If your business involves managing several vehicles over a large area, a vehicle tracking system
can help improve your operations. These systems use Global Positioning System (GPS) technology to monitor the location, speed, and direction of each vehicle in your fleet, eliminating the need for phones, pagers, and other communication devices. Businesses that use GPS tracking include bus and taxi companies, high-volume delivery, and asset tracking.
There are different types of tracking systems available, each one suited to specific applications. It's important to know which vehicle tracking system will work best for your type of operation. Here's a quick guide to GPS tracking, your options, and what it can do for you.
A tracking device can be considered passive or active. A passive device records basic vehicle information such as speed, location, direction, and heading. Some can also trigger simple functions like ignition and opening/closing of doors. Once the vehicle reaches it's destination, which is programmed into the device, the tracker can be removed and the data can be downloaded onto a computer. Newer devices have an automatic download feature using wireless connections.
An active device records information in the same way, but also transmits it in real-time to a central database. Transmission may be via cellular network or satellite; the latter is more commonly used in wide area operations.
Types of tracking units
GPS trackers can also be classified according to how they store and send data. There are currently three types: data loggers, data pushers, and data pullers. Data loggers are the only passive vehicle tracking system; that is, all they do is record data from the vehicle. They usually have an on-board memory where information is stored for later retrieval. Data pushers do the same, but instead of storing data, they "push" or forward it to a remote computer at regular intervals. Data pullers, the most advanced units, allow personnel at the database to retrieve information as necessary, regardless of the vehicle's location.
Besides a tracking unit, you will also need access to GPS to be able to track your fleet. Most companies use a fleet management service such as Fleet Trax (www.fleettrax.com) to take care of the technicalities. The service may also include subscription to a web-based database, where all the information is forwarded and retrieved.

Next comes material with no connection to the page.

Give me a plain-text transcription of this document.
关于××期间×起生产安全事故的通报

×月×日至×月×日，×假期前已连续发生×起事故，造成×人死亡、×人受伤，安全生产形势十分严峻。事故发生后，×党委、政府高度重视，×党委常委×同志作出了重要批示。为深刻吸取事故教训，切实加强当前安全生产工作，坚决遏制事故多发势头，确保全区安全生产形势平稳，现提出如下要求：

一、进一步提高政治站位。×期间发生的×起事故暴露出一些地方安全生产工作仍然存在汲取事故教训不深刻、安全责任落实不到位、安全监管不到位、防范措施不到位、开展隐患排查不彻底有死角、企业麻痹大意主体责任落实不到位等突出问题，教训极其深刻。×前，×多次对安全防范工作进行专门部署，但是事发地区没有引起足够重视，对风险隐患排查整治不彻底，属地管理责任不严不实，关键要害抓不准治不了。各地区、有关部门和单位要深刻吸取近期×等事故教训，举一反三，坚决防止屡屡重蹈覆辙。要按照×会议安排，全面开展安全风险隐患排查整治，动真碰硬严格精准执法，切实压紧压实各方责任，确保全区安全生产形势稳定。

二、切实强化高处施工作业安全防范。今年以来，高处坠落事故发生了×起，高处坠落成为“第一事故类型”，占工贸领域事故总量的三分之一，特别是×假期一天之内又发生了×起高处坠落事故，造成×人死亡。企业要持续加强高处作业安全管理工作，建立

GPS trackers can be used freely by private citizens, but large-scale use may require a search warrant. The concept of tracking has raised some concerns about personal privacy, as trackers can reveal patterns about a person's behavior and movement after some time. To avoid inquiries, make sure all drivers in your fleet are aware of the vehicle tracking system and understand how it works. Have them sign an agreement upon hiring, indicating their consent to being tracked.